Sunday, February 17, 2013
The American Scream (2012)
These aren't professional haunted houses, these are what they call in the documentary, "local haunts." The three haunters the documentary focuses on each bring their own unique sensibilities to the production. Victor Bariteau is on the higher end of the spectrum; he appears to have a little more money to throw at his project (although he his seen along with the rest of them at garage sales looking for whatever he can use for his attraction) and is quite the perfectionist - the scenes with him trying to build some sort of Egyptian Deity are both sad and exciting (he keeps getting irritated and starting over from scratch). Out of all three of them, Bariteau seems to be the most dedicated and excited about his haunted house, but he also seems to be the one closest to going into a major depression if everything doesn't turn out just the way he envisions it.
Victor's friend, Manny Souza, has his own attraction as well. And while he seems to be as equally gifted at putting all of the scary stuff together, he seems much more random in his approach and not has concerned that every scratch and dent are covered up. Where Victor seems to be more selective in his props, Manny will throw whatever fits his fancy into the mix including a well placed "Bates Motel" sign. Mind you I'm going by the way the movie has been edited; it's quite possible Victor has a bunch of randomness in his set-up as well.
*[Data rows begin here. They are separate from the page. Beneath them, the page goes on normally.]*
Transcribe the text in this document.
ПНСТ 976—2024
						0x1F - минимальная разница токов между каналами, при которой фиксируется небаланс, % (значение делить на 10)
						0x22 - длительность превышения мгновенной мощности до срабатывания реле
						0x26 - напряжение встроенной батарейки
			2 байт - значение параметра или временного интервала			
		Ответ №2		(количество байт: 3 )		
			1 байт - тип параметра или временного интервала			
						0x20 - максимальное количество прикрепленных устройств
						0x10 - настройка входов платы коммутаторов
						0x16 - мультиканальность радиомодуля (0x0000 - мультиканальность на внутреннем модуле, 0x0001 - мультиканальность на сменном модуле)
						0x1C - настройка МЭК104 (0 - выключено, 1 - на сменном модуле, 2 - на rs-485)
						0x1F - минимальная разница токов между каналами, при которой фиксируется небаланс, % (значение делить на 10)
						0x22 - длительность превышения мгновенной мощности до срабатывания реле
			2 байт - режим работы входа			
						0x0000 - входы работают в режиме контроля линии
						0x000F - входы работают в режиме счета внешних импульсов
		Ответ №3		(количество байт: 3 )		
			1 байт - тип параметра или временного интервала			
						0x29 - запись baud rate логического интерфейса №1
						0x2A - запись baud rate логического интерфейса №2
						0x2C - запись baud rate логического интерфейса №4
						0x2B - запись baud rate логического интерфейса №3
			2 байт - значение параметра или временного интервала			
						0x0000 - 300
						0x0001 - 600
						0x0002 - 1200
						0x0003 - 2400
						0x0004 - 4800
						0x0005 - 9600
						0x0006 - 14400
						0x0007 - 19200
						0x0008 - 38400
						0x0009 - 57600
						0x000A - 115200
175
Rick Brodeur, along with his father Matt, is by far the least skilled, but his ambition makes up for it. All three of them are essentially putting up mazes (Victor even utilizes what appears to be his whole house), but Rick and Matt's has torn tarp and plastic for walls whereas Victor and Manny have actually gone to the trouble of erecting some walls from wood or whatever else they can find that go along with the theme in that area of the maze. Most of the scenes with Rick and Matt end up being the most endearing though just because there is such a harmless innocence to everything they try to do from building a paper mache alien with hilarious results to trying to get two dead baby sculptures on a seesaw.
Victor and Rick get most of the focus and considering they have a pretty perfect Yin and Yang kind of thing going on this works pretty well. I still would have liked to have seen more of Manny's set-up and more of his family. Family plays a big part into why Victor is able to get through the project; his oldest daughter seems to be an up-and-coming haunter herself. Like I said before, Victor seems about two steps away from going into a major depression; it's plainly obvious he can't stand his job as an IT guy (which he is about to lose) and this is the one thing every year that really brings him happiness. His wife makes a good point early on that she'd rather him be doing this than be off gambling or something; this is something that not only makes him happy but the close to a thousand people that show up every year to tour the attraction.
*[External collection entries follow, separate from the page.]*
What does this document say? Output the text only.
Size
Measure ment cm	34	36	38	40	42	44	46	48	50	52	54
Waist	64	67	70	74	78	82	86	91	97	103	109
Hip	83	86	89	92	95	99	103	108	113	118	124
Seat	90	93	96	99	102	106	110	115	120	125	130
This being a made for cable production (it was produced for the Chiller channel) it is limited in its 90 minute time frame. This is a film where I think twenty or so more minutes really would have made it a much richer experience. The final 20 minutes or so (when we actually get to Halloween) seem a little rushed. Michael Stephenson has now made two of the more interesting documentaries in the past few years; he also directed 2009's Best Worst Movie. I am excited to see whatever he has coming up next.
With my only complaint being that I wish it was longer, obviously I can't recommend this movie enough. It's currently available on Netflix Instant. Check it out.